An f16 (half-precision) cast of nomic-ai/CodeRankEmbed — the 137M NomicBert bi-encoder for code retrieval — in safetensors, for GPU inference (e.g. candle on Apple-Silicon Metal) at roughly half the memory of the f32 base.

This repo is weights only, identical architecture: every tensor is the base model cast f32 → f16, tensor names/shapes unchanged. Use it exactly like the base model (same config.json, tokenizer.json, CLS pooling, and the required query instruction prefix).

Why

The base repo ships f32 safetensors (~547 MB). On the Metal GPU the f16 weights halve the working set and matmul bandwidth with no change to retrieval quality, so it is the form used by embedding-search on Apple Silicon.

Validation (f16 vs f32, CodeSearchNet Python, N=300)
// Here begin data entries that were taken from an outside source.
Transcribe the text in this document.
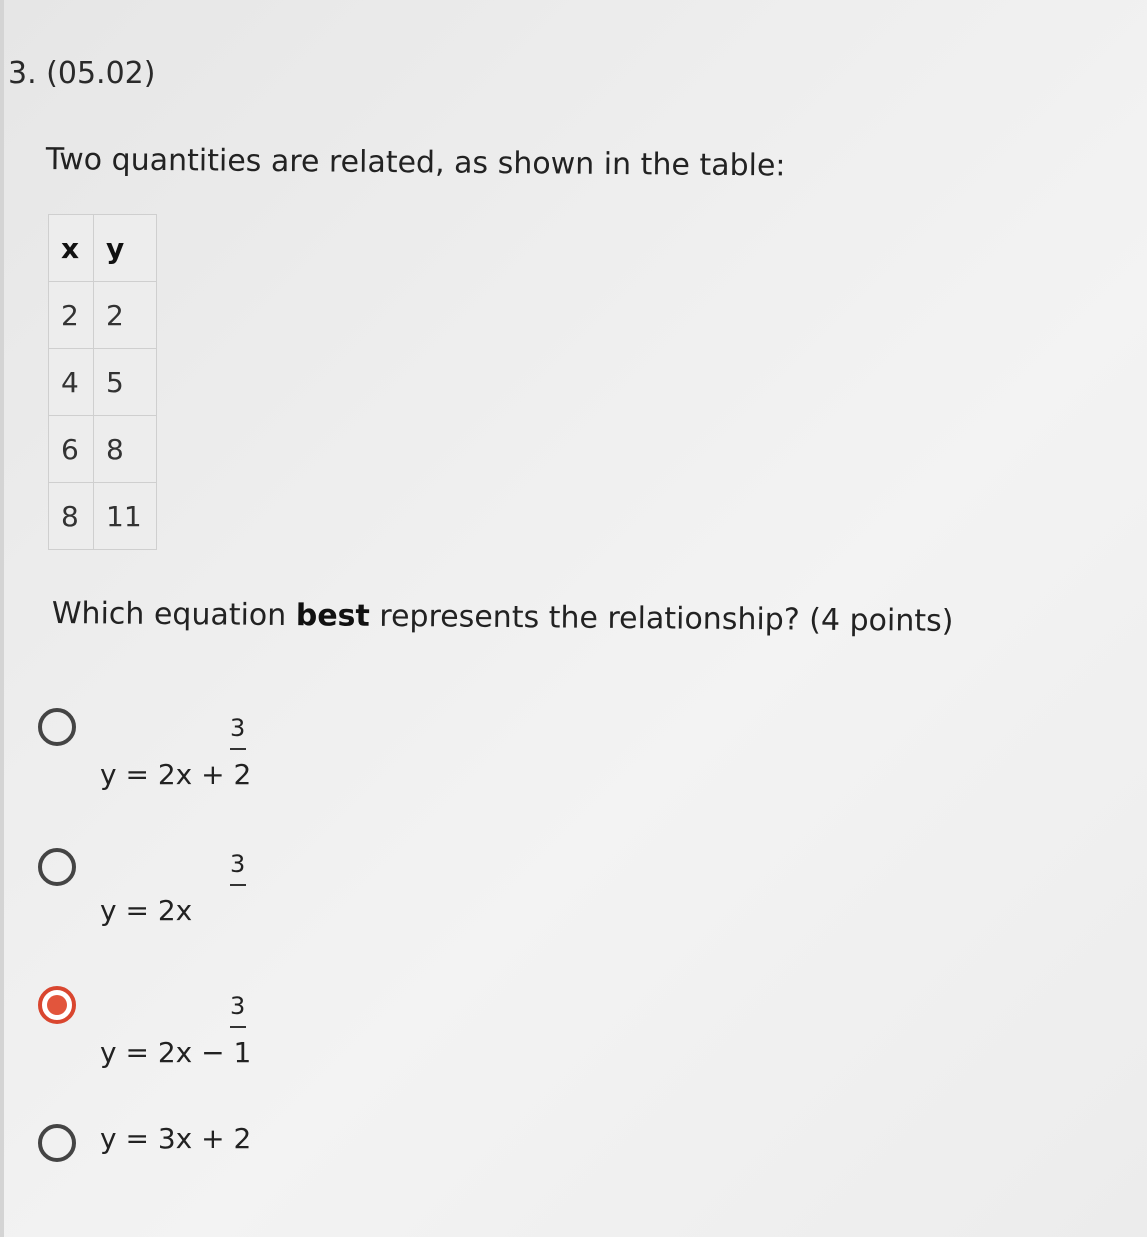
3. (05.02)
Two quantities are related, as shown in the table:
x	y
2	2
4	5
6	8
8	11
Which equation best represents the relationship? (4 points)
3
y = 2x + 2
3
y = 2x
3
y = 2x − 1
y = 3x + 2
Same code/corpus, dtype the only difference:

dtype	peak RSS	MRR@10	Recall@1
f32 (base)	1116 MB	0.9573	0.9367
f16 (this)	570 MB	0.9573	0.9367

cosine(f16, f32) per-document: mean 0.999998, min 0.999996
top-1 retrieval agreement f16 vs f32: 1.0000
MRR@10 / Recall@1 deltas: 0.0000

f16 is numerically a no-op for retrieval at about half the RAM. (The absolute MRR is high because the eval uses a small 300-doc distractor pool — it is an f16-vs-f32 parity check, not a full-CodeSearchNet reproduction of the base model's published score.)

Usage

The query must use the task instruction prefix (same as the base model); code/documents get no prefix:

Represent this query for searching relevant code: <your query>

CLS-pool the last hidden state and L2-normalize; cosine similarity for ranking.

Provenance & license

Produced by a pure dtype cast (CPU, candle) of nomic-ai/CodeRankEmbed model.safetensors; config.json and tokenizer.json copied unchanged. Inherits the base model's MIT license. Credit and citation belong to the original authors — see the base model card and the CoRNStack paper (arXiv:2412.01007).